Secondly, ALUS differs because it will be delivered by existing agricultural organizations and institutions, which are well positioned to carry out this role. For example, crop insurance agencies are trusted by producers, and have the people and the technical ability already on the ground to monitor a fully accountable program.
Third, ALUS is vastly different from conservation programs delivered by government and by urban-based conservation NGOs because ALUS uses a landscape-based, whole-farm, rural-community approach. Basically, it's a working landscape. In short, ALUS is different and better because it invests public sector resources in the capacity of the people who live on the land and live in rural communities to deliver landscape conservation.
ALUS should be the environmental policy flagship for the next stage of agriculture policy framework because it fits so well with current agricultural and environmental programs undertaken by a wide range of organizations in government and the private sector. For example, ALUS will build on the benefits of the environmental farm plan process; add incentives to protect natural assets, biodiversity, species at risk, and fish habitat; and promote carbon sequestration and clean air benefits as well as water quality in communities.
ALUS encourages the active participation of farmers and ranchers in conserving the environment and producing more environmental benefits. ALUS is designed to mobilize producers as conservationists, changing the way they think about the environment and recognizing the vital role of producers, and providing Canadians with quality products: crops, livestock, and a new third “crop”--environmental benefits.
ALUS is Canada's fastest-growing grassroots landscape conservation policy initiative. The concept has been adopted as official policy for the Canadian Federation of Agriculture, and in fact was recently endorsed by the Canadian Cattlemen's Association's environment committee and is actively promoted by several provincial producer organizations.
To date, a groundswell of grassroots support for ALUS includes farming and ranching organizations at every level across this country, and a wide range of conservation organizations and governments. Municipal governments in several jurisdictions have promised and delivered financial support for implementing ALUS. In fact, that makes our conservation program unique, in that it has full engagement, in most cases, of our municipal--third level--government.

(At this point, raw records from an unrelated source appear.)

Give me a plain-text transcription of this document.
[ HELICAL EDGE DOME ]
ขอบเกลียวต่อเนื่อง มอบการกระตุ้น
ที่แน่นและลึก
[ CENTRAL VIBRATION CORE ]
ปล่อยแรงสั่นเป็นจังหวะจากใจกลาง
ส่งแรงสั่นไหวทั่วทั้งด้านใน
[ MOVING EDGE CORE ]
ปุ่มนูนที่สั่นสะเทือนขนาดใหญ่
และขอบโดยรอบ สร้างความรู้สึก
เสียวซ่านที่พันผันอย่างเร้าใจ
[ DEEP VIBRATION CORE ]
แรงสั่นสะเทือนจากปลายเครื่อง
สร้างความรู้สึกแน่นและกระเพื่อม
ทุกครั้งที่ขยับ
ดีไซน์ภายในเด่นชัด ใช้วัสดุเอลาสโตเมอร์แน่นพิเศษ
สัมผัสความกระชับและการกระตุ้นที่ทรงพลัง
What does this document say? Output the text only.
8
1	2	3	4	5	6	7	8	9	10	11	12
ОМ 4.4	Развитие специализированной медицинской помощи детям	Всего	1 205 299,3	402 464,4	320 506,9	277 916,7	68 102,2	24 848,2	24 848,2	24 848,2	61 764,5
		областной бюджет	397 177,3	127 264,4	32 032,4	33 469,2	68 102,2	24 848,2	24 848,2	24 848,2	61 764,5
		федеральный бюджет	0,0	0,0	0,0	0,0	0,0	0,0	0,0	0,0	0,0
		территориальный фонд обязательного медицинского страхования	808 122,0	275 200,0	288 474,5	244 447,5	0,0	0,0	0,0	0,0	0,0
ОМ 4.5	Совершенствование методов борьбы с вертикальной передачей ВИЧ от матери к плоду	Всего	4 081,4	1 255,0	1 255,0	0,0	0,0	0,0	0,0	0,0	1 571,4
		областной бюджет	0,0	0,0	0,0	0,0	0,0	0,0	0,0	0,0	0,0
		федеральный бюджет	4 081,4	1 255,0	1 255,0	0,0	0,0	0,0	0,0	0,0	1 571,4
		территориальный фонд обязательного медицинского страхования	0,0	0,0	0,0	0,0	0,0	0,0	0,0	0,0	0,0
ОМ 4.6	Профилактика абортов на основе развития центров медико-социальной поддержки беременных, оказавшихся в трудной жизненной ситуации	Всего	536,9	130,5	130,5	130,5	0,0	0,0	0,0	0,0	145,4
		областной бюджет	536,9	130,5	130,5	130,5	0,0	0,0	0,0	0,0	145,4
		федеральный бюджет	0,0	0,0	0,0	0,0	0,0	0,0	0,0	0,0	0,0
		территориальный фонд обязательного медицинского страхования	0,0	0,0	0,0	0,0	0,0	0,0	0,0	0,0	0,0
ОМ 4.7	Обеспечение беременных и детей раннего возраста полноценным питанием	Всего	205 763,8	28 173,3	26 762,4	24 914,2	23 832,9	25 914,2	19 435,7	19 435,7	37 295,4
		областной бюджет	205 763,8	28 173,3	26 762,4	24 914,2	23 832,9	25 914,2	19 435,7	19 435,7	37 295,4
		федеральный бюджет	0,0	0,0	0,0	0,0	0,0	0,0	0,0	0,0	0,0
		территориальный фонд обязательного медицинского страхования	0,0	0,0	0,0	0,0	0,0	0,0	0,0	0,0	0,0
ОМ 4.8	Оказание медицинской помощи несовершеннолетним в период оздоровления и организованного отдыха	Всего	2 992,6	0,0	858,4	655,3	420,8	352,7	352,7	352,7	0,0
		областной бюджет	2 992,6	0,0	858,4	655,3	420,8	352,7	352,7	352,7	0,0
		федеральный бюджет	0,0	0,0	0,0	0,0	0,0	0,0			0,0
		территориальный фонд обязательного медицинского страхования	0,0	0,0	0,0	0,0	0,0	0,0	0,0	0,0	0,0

ALUS has also received widespread support in the farm, conservation, and general media. ALUS pilot projects have been proposed to test the ALUS concept in Ontario, Manitoba, Prince Edward Island, Alberta, and Saskatchewan. Pilot projects have attracted a wide range of partners who stand ready to invest hundreds of thousands of dollars as matching funds for testing the ALUS concept in these jurisdictions. Manitoba has a fully funded ALUS pilot project in which the federal government is a partner, but ALUS projects in Ontario, Alberta, and Saskatchewan have not yet been successful in attracting federal dollars.
The results of the ALUS pilot project in the rural municipality of Blanshard, Manitoba, have been compelling. Over 70% of the producers in the region have enrolled lands in the pilot project--lands of vital interest to society, including wetlands, woodlands, repairing areas, plus fragile and erodible lands. Almost 22,000 acres have been enrolled in the first eight months of the pilot project, far surpassing our original predictions.
The pilot has also shown that Manitoba Agricultural Services Corporation, formally known as Manitoba Crop Insurance Corporation, has the capability to administer a transparent, verifiable, and accountable program with minimal additional costs.
It must be noted that Blanshard is in the Lake Winnipeg watershed, a watershed which contains vast amounts of private agricultural land. The problems of Lake Winnipeg are well known, and an incentive-based conservation program on the agricultural landscape will contribute significantly to the health of Lake Winnipeg.